Steroids

Mechanism of action: Serious outcomes (hospitalization, end-organ damage, mechanical ventilation, death) are driven by the host’s inflammatory response. Steroids act by modifying the host response.

The RECOVERY Collaborative Group found that dexamethasone (6 mg IV Q24) improved 28-day mortality in patients requiring invasive mechanical ventilation (NNT = 8.5) and in those patients requiring any supplemental oxygen (NNT = 29).⁸ As a result of these robust data, systemic corticosteroids have become standard care in COVID-19 patients with hypoxemia.

COVID Steroid 2 sought to determine whether a higher dose of steroids would be beneficial in those with severe hypoxemia. Though there was no statistically significant difference in days alive without life support (the primary outcome) between the 12-mg and 6-mg dexamethasone groups, 28- and 90-day mortality were numerically better in the higher-dose arm.⁹ A study powered for mortality may show a benefit to a higher dose in severely hypoxemic patients. 

More recently, inhaled budesonide has been investigated for use in outpatients with COVID-19. Though the PRINCIPLE study demonstrated a benefit in time to symptom resolution, it suffered from a number of methodological issues (open-label, subjective outcome, co-primary endpoints) that bring the results into question.¹⁰Additionally, budesonide remains an expensive treatment, limiting patient access.

Bottom line: Dexamethasone should be given to all patients with hypoxemia due to COVID. More data are needed regarding the optimal dose in those with critical illness. Inhaled budesonide appears promising but will require higher-quality data prior to widespread use.

Inflammatory Modulators: Baricitinib

and Tocilizumab

Mechanism of action: Both agents work by suppressing the hyperactive host inflammatory response that occurs as COVID-19 progresses. Tocilizumab is an anti-interleukin-6 receptor monoclonal antibody that inhibits interleukin-6 binding and thus suppresses the pro-inflammatory cytokine cascade. Baricitinib is a Janus kinase inhibitor that suppresses the cytokine pathway.
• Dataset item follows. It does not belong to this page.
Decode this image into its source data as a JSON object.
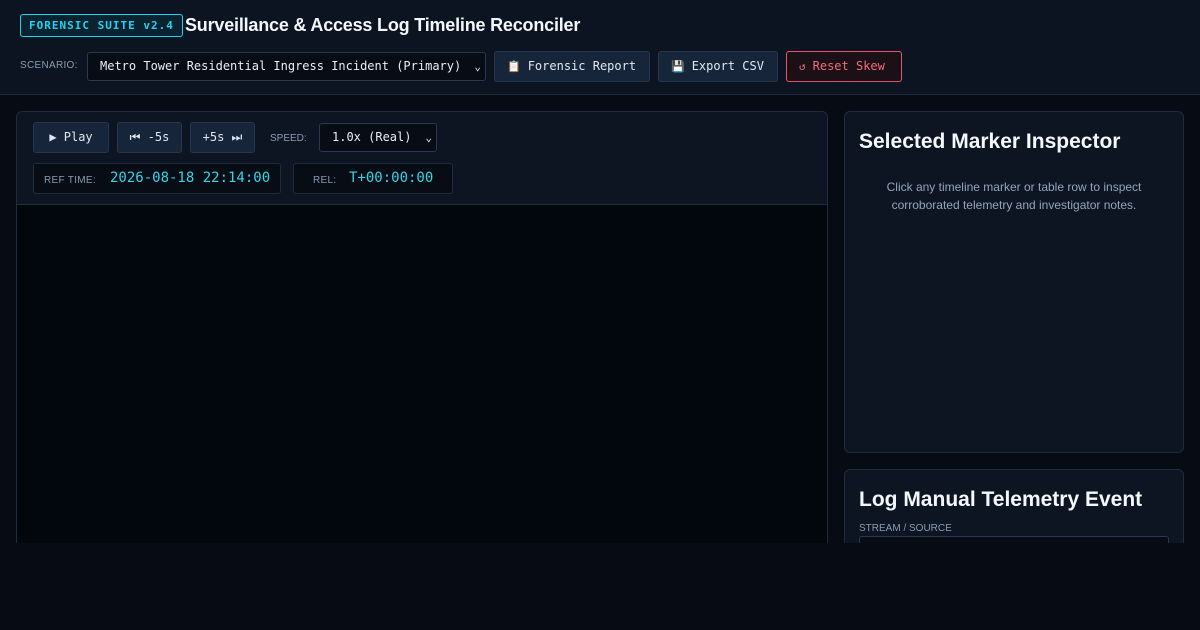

Initial studies on tocilizumab failed to show consistent benefits. This may have been a result of corticosteroids not being used routinely in either the control group or treatment arm. The RECOVERY Collaborative remedied that situation with its large high-quality study where the majority of patients received steroids. It found that in hypoxemic COVID patients with signs of systemic inflammation (C-reactive protein >75 mg/L), tocilizumab, when added to dexamethasone, improved 28-day mortality by 4 percent (NNT = 25).¹¹ Additionally, the tocilizumab group performed better in terms of their secondary endpoints of mechanical ventilation and discharge home.

Studies on baricitinib have been less straightforward. Early studies showed suggestions of benefit but, as with tocilizumab, did not have widespread use of systemic steroids. Most patients in the COV-BARRIER trial did receive steroids as standard care. The trial fell short in showing a statistically significant benefit for its primary outcome of disease progression in patients with hypoxemia and signs of systemic inflammation (elevated C-reactive protein, D-dimer, lactate dehydrogenase or ferritin).¹² There was a significant improvement in mortality (secondary outcome) that was more pronounced in patients with hypoxemia (9.5 percent reduction).